Petit pays

J’ai la chanson de Cesarié Evora dans la tête, une rengaine mignonne et douce, qui sent la pluie et l’air frais. Elle est du Cap-Vert. Il est du Burundi, là où le soleil brûle et où on vole des mangues dans le jardin du voisin.

Enfant métis, d’une mère rwandaise et d’un père français, Gaël Faye raconte l’enfance en Afrique, sa peau caramel, les livres de Madame Economopoulos et les éclats de rire. Entre biographie et fiction, il n’y a qu’un sujet dans ce livre: l’enfance. Et quelle enfance.

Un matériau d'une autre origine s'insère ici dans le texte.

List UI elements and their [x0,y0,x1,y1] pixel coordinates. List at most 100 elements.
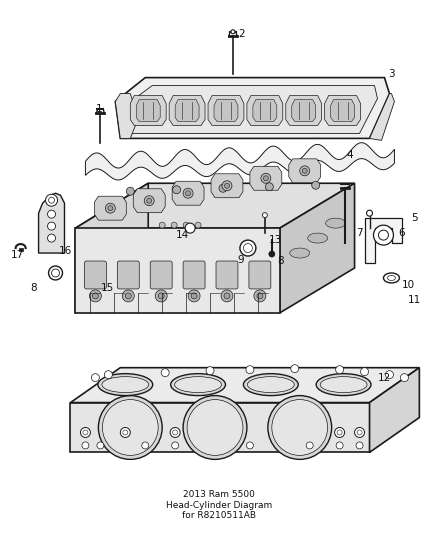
Polygon shape [85,143,395,180]
Polygon shape [115,78,389,139]
Polygon shape [130,95,166,125]
Polygon shape [286,95,321,125]
Text: 11: 11 [408,295,421,305]
Circle shape [185,223,195,233]
Circle shape [183,222,189,228]
Polygon shape [169,95,205,125]
Circle shape [357,430,362,435]
Circle shape [123,430,128,435]
Circle shape [336,366,343,374]
Circle shape [183,188,193,198]
Circle shape [83,430,88,435]
Polygon shape [71,368,419,402]
Polygon shape [95,196,126,220]
Circle shape [173,186,180,193]
Circle shape [104,370,112,378]
FancyBboxPatch shape [183,261,205,289]
Circle shape [219,184,227,192]
Circle shape [122,290,134,302]
Circle shape [224,293,230,299]
Circle shape [144,196,154,206]
Text: 8: 8 [30,283,37,293]
Circle shape [195,222,201,228]
Polygon shape [172,181,204,205]
Polygon shape [75,183,355,228]
Circle shape [240,240,256,256]
Circle shape [188,290,200,302]
Circle shape [81,427,90,438]
Polygon shape [364,218,403,263]
Text: 14: 14 [176,230,189,240]
Polygon shape [115,94,138,139]
Circle shape [356,442,363,449]
Polygon shape [250,166,282,190]
Circle shape [206,367,214,375]
Ellipse shape [320,377,367,393]
Circle shape [378,230,389,240]
Polygon shape [208,95,244,125]
Circle shape [337,430,342,435]
Ellipse shape [247,377,294,393]
Circle shape [191,293,197,299]
Circle shape [48,222,56,230]
Circle shape [300,166,310,176]
Text: 17: 17 [11,250,24,260]
Circle shape [173,430,178,435]
Circle shape [186,191,191,196]
Ellipse shape [244,374,298,395]
Circle shape [221,290,233,302]
Polygon shape [39,193,64,253]
Circle shape [360,368,368,376]
Polygon shape [19,248,23,251]
Circle shape [48,234,56,242]
Circle shape [306,442,313,449]
Circle shape [272,400,328,455]
Circle shape [183,395,247,459]
Circle shape [142,442,149,449]
Circle shape [312,181,320,189]
Circle shape [247,442,254,449]
Text: 3: 3 [388,69,395,78]
Ellipse shape [388,276,396,280]
Circle shape [170,427,180,438]
Polygon shape [289,159,321,183]
Circle shape [257,293,263,299]
Circle shape [49,266,63,280]
Circle shape [49,197,54,203]
Text: 4: 4 [346,150,353,160]
Circle shape [262,213,267,217]
Text: 6: 6 [398,228,405,238]
Polygon shape [136,100,160,122]
Circle shape [48,210,56,218]
Ellipse shape [316,374,371,395]
Circle shape [268,395,332,459]
Polygon shape [325,95,360,125]
Circle shape [374,225,393,245]
Ellipse shape [171,374,226,395]
Circle shape [302,168,307,173]
Circle shape [171,222,177,228]
Circle shape [263,176,268,181]
Circle shape [291,365,299,373]
Text: 16: 16 [59,246,72,256]
Circle shape [231,30,235,34]
Polygon shape [71,402,370,453]
Polygon shape [253,100,277,122]
Circle shape [244,244,252,253]
Ellipse shape [308,233,328,243]
Polygon shape [370,368,419,453]
Circle shape [89,290,101,302]
Text: 9: 9 [238,255,244,265]
FancyBboxPatch shape [249,261,271,289]
Text: 7: 7 [356,228,363,238]
FancyBboxPatch shape [150,261,172,289]
Text: 2013 Ram 5500
Head-Cylinder Diagram
for R8210511AB: 2013 Ram 5500 Head-Cylinder Diagram for … [166,490,272,520]
Circle shape [336,442,343,449]
Text: 1: 1 [96,103,102,114]
Circle shape [106,203,115,213]
Circle shape [102,400,158,455]
Circle shape [126,187,134,195]
Circle shape [125,293,131,299]
Text: 15: 15 [101,283,114,293]
Circle shape [155,290,167,302]
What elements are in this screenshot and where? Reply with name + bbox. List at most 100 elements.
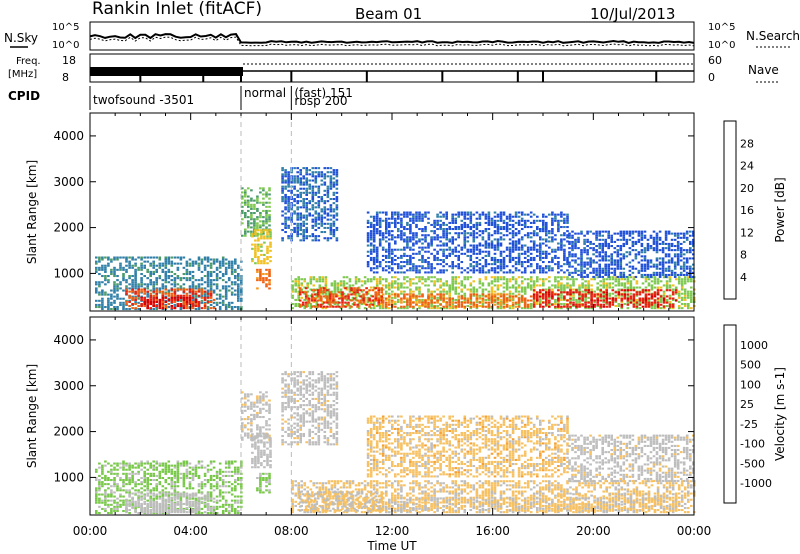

Ce livre m’a fait penser à un film d’horreur. On plante l’histoire dans un décor cosy. Tout le monde semble heureux. Bien sur, ça et là, il y a les germes du mal, mais dans l’insouciance ensoleillée de l’enfance, on ne s’aperçoit de rien, on ferme les yeux, une douce mélodie dans les oreilles. Et puis soudain, c’est comme si le disque se rayait. La douce mélodie se transforme en son aigu, d’une craie qui crisse le tableau, ou d’un homme qui crie pour sa vie, qui crie sous les coups et l’égorgement. Parce qu’au Burundi, on égorge les hommes comme on égorgerait les moutons. Parce qu’une mère peut enterrer des corps minuscules à mains nues dans son jardin. Parce qu’il existe des guerres absurdes d’ethnies dont, au fond, on ne comprend rien, si ce n’est qu’il s’agit de contes de bonnes femmes, de sortilèges auxquels les hommes croient et pensent remédier en versant le sang. Le sang de leurs frères. Triste époque. Triste pays. Triste enfance.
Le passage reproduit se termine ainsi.